Delicious, creamy zucchini soup, but without the dairy! This easy, Dairy Free Zucchini soup is not only flavorful, but Paleo & Whole30 approved, too! Can easily be made vegan or vegetarian.
Ingredients
2½ pounds zucchini, peel left on for color (about 6-7 medium zucchini)
1 medium onion, diced (about 1 cup)
2 tablespoons olive oil or cooking fat of your choice
4 garlic cloves, chopped
4 cups chicken stock or broth (use vegetable stock for a vegan or vegetarian option)
Sea salt and pepper to taste
⅓ cup fresh basil leaves
Instructions
Cook the onion and zucchini in olive oil over medium-low heat until onion is translucent.

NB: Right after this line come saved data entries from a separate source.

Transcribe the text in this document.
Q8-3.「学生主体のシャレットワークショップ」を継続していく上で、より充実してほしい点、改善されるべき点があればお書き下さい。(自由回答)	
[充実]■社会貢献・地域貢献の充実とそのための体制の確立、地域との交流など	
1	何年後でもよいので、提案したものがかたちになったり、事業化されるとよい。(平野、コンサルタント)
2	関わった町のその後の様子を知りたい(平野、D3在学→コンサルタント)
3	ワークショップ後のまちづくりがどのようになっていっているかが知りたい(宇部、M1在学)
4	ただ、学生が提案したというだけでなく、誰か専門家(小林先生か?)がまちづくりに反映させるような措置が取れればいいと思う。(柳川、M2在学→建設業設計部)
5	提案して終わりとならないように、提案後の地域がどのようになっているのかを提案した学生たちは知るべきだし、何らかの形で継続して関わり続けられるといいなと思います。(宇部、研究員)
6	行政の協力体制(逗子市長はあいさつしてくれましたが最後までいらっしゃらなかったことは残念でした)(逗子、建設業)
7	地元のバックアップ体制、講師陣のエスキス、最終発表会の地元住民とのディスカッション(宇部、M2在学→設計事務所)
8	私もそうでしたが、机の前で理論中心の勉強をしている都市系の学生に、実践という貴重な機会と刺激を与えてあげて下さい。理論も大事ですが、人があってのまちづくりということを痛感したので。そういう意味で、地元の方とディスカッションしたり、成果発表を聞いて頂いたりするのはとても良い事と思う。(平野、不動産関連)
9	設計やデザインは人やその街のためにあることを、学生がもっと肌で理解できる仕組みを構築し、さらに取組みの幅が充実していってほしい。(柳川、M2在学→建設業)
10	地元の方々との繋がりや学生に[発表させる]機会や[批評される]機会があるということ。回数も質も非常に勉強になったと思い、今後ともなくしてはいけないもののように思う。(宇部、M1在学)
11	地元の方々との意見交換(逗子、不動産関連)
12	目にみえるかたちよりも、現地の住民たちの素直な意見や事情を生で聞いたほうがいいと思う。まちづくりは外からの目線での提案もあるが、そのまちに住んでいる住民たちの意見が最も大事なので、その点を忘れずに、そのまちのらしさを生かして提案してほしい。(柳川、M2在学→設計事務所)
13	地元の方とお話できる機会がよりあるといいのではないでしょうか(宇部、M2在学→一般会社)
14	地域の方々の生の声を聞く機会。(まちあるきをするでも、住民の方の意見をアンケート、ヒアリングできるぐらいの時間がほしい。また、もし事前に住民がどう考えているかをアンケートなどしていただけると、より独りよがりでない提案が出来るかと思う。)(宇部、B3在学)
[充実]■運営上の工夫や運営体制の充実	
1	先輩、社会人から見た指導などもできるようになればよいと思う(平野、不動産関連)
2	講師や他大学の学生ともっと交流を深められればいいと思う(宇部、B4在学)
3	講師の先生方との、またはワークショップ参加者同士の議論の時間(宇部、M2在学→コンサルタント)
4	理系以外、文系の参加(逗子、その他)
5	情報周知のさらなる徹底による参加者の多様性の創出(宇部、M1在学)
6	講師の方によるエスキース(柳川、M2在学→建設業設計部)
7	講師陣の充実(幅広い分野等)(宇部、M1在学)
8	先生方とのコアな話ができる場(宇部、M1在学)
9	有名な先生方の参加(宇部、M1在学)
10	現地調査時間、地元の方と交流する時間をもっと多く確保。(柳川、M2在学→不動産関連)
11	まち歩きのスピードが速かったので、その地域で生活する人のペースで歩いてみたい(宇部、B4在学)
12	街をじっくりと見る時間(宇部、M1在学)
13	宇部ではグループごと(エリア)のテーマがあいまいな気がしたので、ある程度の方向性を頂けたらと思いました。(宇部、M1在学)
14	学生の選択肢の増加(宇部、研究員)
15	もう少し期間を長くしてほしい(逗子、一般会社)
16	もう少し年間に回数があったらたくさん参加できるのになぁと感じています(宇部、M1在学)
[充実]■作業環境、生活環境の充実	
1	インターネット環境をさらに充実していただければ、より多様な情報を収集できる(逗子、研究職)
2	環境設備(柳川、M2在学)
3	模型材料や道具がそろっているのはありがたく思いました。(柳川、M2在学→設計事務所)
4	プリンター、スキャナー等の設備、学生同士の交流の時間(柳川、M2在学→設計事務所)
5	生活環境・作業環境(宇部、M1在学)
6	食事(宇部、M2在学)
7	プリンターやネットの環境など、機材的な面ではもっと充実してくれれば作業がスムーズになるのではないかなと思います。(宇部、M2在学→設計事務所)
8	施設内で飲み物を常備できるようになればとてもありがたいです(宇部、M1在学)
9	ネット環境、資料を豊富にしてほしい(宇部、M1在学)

Add the chopped garlic and cook for an additional minute.
Add chicken stock and simmer for 15 minutes.
Remove from heat. Add in salt and pepper to taste.
Stir in basil. Puree with an immersion blender (sometimes called hand blender or stick blender) until smooth and creamy or blend in a blender in batches. Can be served either hot or cold.
Optional serving recommendations: add a drizzle of high quality olive oil (THIS high quality olive oil is my very favorite!!! SO good!) or a small dollop of coconut cream and freshly cracked pepper to each serving. If there is no dairy allergy, adding a bit of grated parmesan and/or a dollop of sour cream to each serving is delicious!